"Will we have ALL the candles, Mama?"
"I think we should just have a couple."
At this point, all of our birthdays are really about the kids. We grownups don't have quite so much interest.
My kids have no recollection of a life without Nana living in our house. Nana has always lived with us, and always been theirs. It has always been like this and always will be.
When the kids list our family members, Nana is always one of us. They still don't quite get that she's my mom, that she was a grown-up before I was born. That she had a whole big life without them.
This is beyond their grasp.
When you think of all the places she's been, and all she's lived through to arrive at her current location, on the third floor of our house smack dab in DC, it's extraordinary.
I mean, she started out in North Dakota, and was the only one of her siblings to go to college. She met my dad there, fell in love, and then married him on his Air Force base in Texas.
|Note: I wore this dress for my wedding almost five decades later!
I hope my dad and Lou are hanging out somewhere, having adventures together.
After Peace Corps, my dad joined the precursor to USAID and went to Vietnam. There was a war going on, you know, so spouses couldn't go. So during those years, Betty lived in Bangkok.
And then my dad went to graduate school, and then they moved to India (and had me!), where they lived through a bit of another war. Then Bangladesh gained independence and we moved there (and had my brother!). Then Egypt. Then Virginia. Then India again.
She once got stopped at airport security because she had her enormous garden shears with her. And she said, "Oh! I always carry them!" And they let her through. Wouldn't you?
My parents spent the 1990s in South America.
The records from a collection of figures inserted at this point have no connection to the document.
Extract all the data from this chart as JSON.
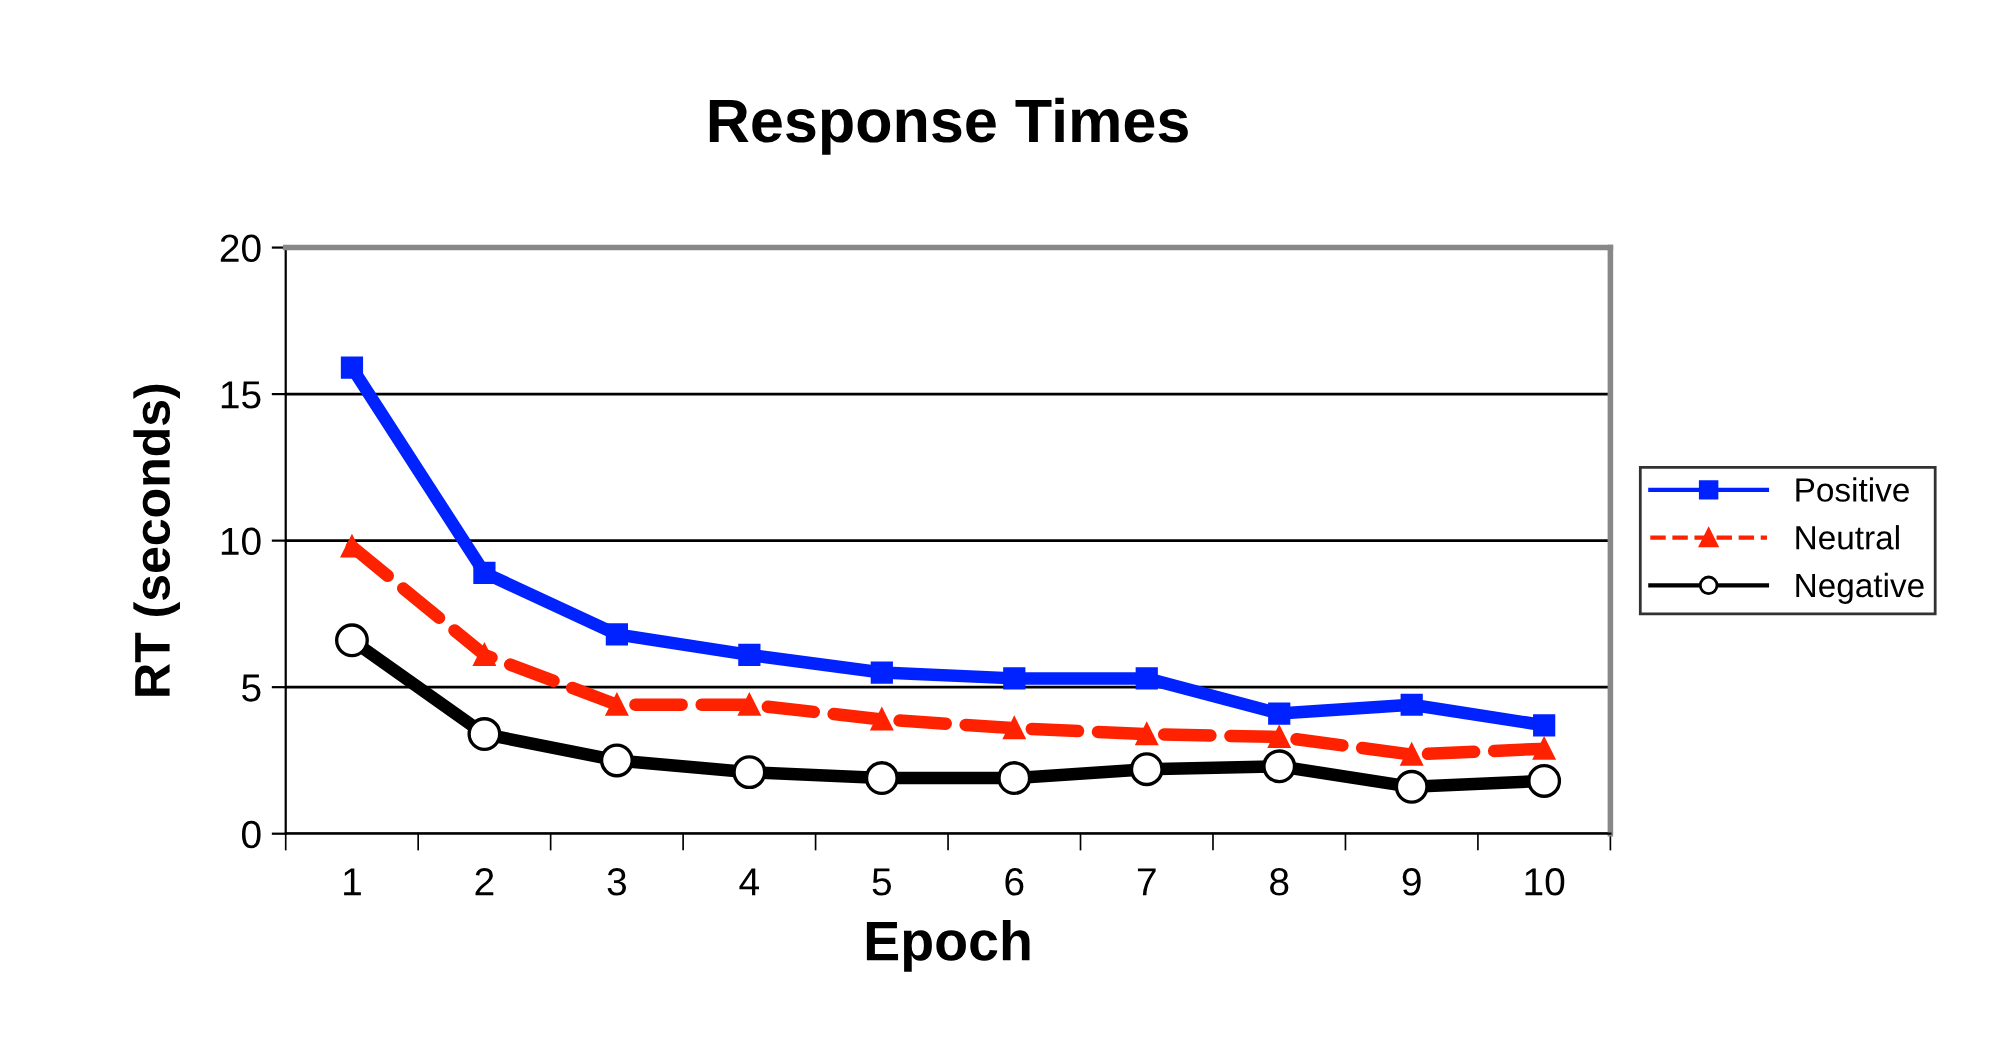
{
  "chart_data": {
    "type": "line",
    "title": "Response Times",
    "xlabel": "Epoch",
    "ylabel": "RT (seconds)",
    "categories": [
      "1",
      "2",
      "3",
      "4",
      "5",
      "6",
      "7",
      "8",
      "9",
      "10"
    ],
    "series": [
      {
        "name": "Positive",
        "color": "#0022ff",
        "marker": "square",
        "line_style": "solid",
        "values": [
          15.9,
          8.9,
          6.8,
          6.1,
          5.5,
          5.3,
          5.3,
          4.1,
          4.4,
          3.7
        ]
      },
      {
        "name": "Neutral",
        "color": "#ff2200",
        "marker": "triangle",
        "line_style": "dashed",
        "values": [
          9.8,
          6.1,
          4.4,
          4.4,
          3.9,
          3.6,
          3.4,
          3.3,
          2.7,
          2.9
        ]
      },
      {
        "name": "Negative",
        "color": "#000000",
        "marker": "circle",
        "line_style": "solid",
        "values": [
          6.6,
          3.4,
          2.5,
          2.1,
          1.9,
          1.9,
          2.2,
          2.3,
          1.6,
          1.8
        ]
      }
    ],
    "ylim": [
      0,
      20
    ],
    "yticks": [
      0,
      5,
      10,
      15,
      20
    ],
    "grid": "y",
    "legend": "right"
  }
}
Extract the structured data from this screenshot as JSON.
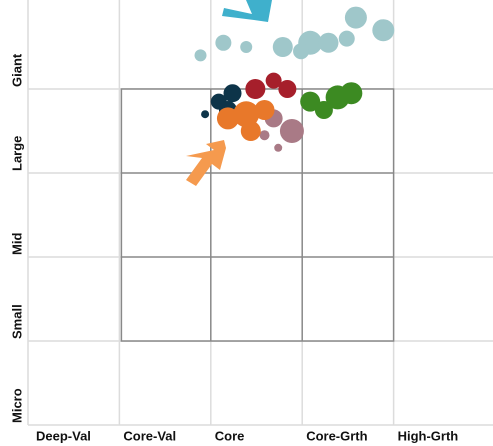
{
  "chart_data": {
    "type": "scatter",
    "xlim": [
      0,
      5
    ],
    "ylim": [
      0,
      5
    ],
    "xticks": [
      {
        "value": 0,
        "label": "Deep-Val"
      },
      {
        "value": 1,
        "label": "Core-Val"
      },
      {
        "value": 2,
        "label": "Core"
      },
      {
        "value": 3,
        "label": "Core-Grth"
      },
      {
        "value": 4,
        "label": "High-Grth"
      }
    ],
    "yticks": [
      {
        "value": 0,
        "label": "Micro"
      },
      {
        "value": 1,
        "label": "Small"
      },
      {
        "value": 2,
        "label": "Mid"
      },
      {
        "value": 3,
        "label": "Large"
      },
      {
        "value": 4,
        "label": "Giant"
      }
    ],
    "grid": true,
    "series": [
      {
        "color": "#9fc7ca",
        "x": [
          1.8,
          2.05,
          2.3,
          2.7,
          3.0,
          3.2,
          3.4,
          3.5,
          3.8,
          2.9
        ],
        "values": [
          4.4,
          4.55,
          4.5,
          4.5,
          4.55,
          4.55,
          4.6,
          4.85,
          4.7,
          4.45
        ],
        "sizes": [
          6,
          8,
          6,
          10,
          12,
          10,
          8,
          11,
          11,
          8
        ]
      },
      {
        "color": "#0d3449",
        "x": [
          2.0,
          2.15,
          1.85,
          2.1
        ],
        "values": [
          3.85,
          3.95,
          3.7,
          3.75
        ],
        "sizes": [
          8,
          9,
          4,
          9
        ]
      },
      {
        "color": "#a61f2b",
        "x": [
          2.4,
          2.75,
          2.6
        ],
        "values": [
          4.0,
          4.0,
          4.1
        ],
        "sizes": [
          10,
          9,
          8
        ]
      },
      {
        "color": "#a97a86",
        "x": [
          2.6,
          2.8,
          2.5,
          2.65
        ],
        "values": [
          3.65,
          3.5,
          3.45,
          3.3
        ],
        "sizes": [
          9,
          12,
          5,
          4
        ]
      },
      {
        "color": "#3c8a22",
        "x": [
          3.0,
          3.3,
          3.45,
          3.15
        ],
        "values": [
          3.85,
          3.9,
          3.95,
          3.75
        ],
        "sizes": [
          10,
          12,
          11,
          9
        ]
      },
      {
        "color": "#e8782a",
        "x": [
          2.1,
          2.3,
          2.5,
          2.35
        ],
        "values": [
          3.65,
          3.7,
          3.75,
          3.5
        ],
        "sizes": [
          11,
          13,
          10,
          10
        ]
      }
    ]
  }
}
It was never any of our plan to have her living with us. In an ideal world, she and my dad would still be in Virginia, and my kids would have weekends in the country at their grandparents' house.
But life is unpredictable, and while it can devastate you, it can always surprise you in beautiful ways.
When I tell other Americans that my mom lives with us, they're often shocked. When I tell people from many other countries--and this somehow comes up regularly with cab drivers--they nod. This is how it is where they are from, they say; this is how it should be.
This is how it is. And we are lucky.